I'm using SecTrustedApplicationCreateFromPath in my app Deliveries for the Mac App Store. Deliveries has a helper app, Deliveries Express, and two extensions (Share and Today) that all need access to the same keychain items. Whenever possible, I use a keychain access group to make keychain items available to all parts of the app, as this is a vastly preferable experience for everyone. However, as you know, this is only available to items that are marked as syncing on macOS.


Because of that limitation, I create a list of apps that should have access using SecTrustedApplicationCreateFromPath. I then pass my list of trusted application references to SecAccessCreate, and set the kSecAttrAccess key on the keychain item. In Xcode 11, SecTrustedApplicationCreateFromPath is marked unavailable, so I can no longer compile a working version of my app. I'm not aware of an adequate workaround other than continuing to build with Xcode 10.x.
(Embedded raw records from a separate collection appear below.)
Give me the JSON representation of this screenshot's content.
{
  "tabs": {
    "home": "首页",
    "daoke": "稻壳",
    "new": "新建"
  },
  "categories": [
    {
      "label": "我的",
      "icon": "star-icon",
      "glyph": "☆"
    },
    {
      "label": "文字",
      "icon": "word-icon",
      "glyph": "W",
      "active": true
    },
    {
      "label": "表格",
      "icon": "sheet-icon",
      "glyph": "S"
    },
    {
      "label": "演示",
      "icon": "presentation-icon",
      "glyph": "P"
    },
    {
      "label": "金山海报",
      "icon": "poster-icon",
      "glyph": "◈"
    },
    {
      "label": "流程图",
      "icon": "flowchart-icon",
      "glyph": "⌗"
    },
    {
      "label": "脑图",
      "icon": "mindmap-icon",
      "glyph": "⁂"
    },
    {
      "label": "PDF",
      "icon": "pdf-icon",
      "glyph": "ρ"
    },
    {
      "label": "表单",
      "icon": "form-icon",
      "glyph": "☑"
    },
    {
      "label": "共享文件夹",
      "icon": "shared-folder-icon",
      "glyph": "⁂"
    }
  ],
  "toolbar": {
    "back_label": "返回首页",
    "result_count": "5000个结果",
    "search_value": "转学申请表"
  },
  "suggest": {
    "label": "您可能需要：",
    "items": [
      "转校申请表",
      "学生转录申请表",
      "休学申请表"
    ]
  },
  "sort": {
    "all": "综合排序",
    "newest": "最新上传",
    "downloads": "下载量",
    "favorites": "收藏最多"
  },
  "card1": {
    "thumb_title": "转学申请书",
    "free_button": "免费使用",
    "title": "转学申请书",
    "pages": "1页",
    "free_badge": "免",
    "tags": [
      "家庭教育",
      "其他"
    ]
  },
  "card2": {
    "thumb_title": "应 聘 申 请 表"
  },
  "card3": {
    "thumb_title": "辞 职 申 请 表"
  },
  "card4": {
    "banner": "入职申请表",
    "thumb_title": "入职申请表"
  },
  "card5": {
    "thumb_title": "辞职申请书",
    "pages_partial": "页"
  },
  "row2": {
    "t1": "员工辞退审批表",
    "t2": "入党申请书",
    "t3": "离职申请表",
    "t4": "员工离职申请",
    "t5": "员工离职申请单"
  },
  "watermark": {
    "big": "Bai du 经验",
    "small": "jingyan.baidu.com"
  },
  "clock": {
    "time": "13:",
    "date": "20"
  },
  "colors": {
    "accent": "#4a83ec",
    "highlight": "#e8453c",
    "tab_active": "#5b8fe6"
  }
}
There's some discussion on this here: [link to this thread] It seems other developers have been told this change is intentional, and at least one person was told to use SecACLUpdateAuthorizations instead. As far as I can tell this requires one to use SecACLCreateWithSimpleContents, which has an applicationList parameter, which one would create using SecTrustedApplicationCreateFromPath. I would greatly appreciate some clarification on the recommended approach.
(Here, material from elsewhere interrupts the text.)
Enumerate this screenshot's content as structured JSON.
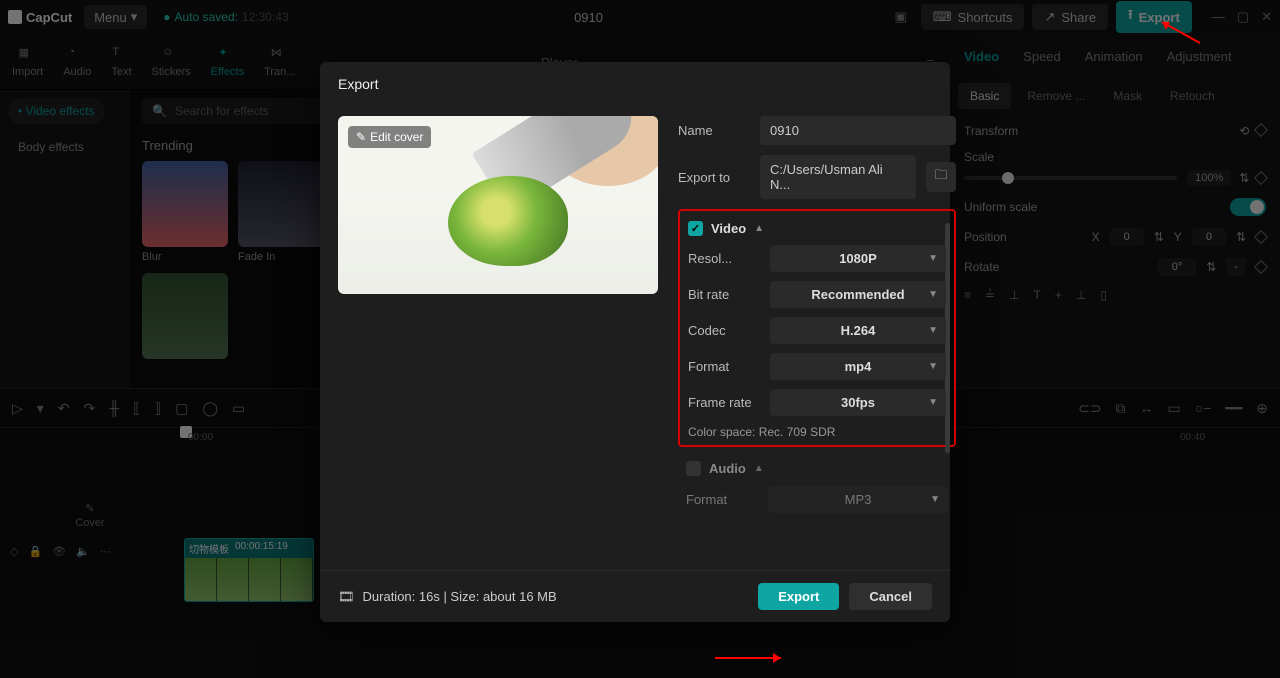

Whenever possible, I use a keychain access group to make keychain items available to all parts of the app, as this is a vastly preferable experience for everyone. However, as you know, this is only available to items that are marked as syncing on macOS.

If you want iOS-style keychain access groups without the sync, there’s a good solution for you on 10.15, namely

kSecUseDataProtectionKeychain
.

Share and Enjoy

Quinn “The Eskimo!”
Apple Developer Relations, Developer Technical Support, Core OS/Hardware

let myEmail = "eskimo" + "1" + "@apple.com"

Oh I missed that, thanks for the heads up! Unfortunately I still need support for 10.13+, but this sounds like a clear improvement for those on the latest OS.

Good news, starting from Xcode 12 beta 5 SecTrustedApplicationCreateFromPath is no longer marked as unavailable, just as deprecated.


It has a comment "no longer supported" in the header file, I guess that means that it won't work in 10.15 anymore and you need to use now kSecUseDataProtectionKeychain there instead.


However, you can now build with it and use it for 10.14 and earlier versions of macOS.

HI Quinn, Can we use "kSecUseDataProtectionKeychain" with launch daemons as well as there is no support for provisioning profiles for launch daemons? thanks.

I believe it’s possible, but you have to package the daemon into a bundle so that there’s a place to store the provisioning profile. That, in turn, means you’ll need to install your daemon via an installer, because

SMJobBless
can only deal with a ‘flat’ executable.

I’m pretty sure that one of my colleagues has done exactly this in a completely different context. If you run into problems, open a DTS tech support incident and either he or I can respond officially [1].

Share and Enjoy

Quinn “The Eskimo!”
Apple Developer Relations, Developer Technical Support, Core OS/Hardware

let myEmail = "eskimo" + "1" + "@apple.com"

[1] Technically

kSecUseDataProtectionKeychain
is a macOS 10.15 beta feature, and DTS isn’t yet supporting that. However, it’s easy enough to cast your question in terms of stuff that’s included in macOS 10.14.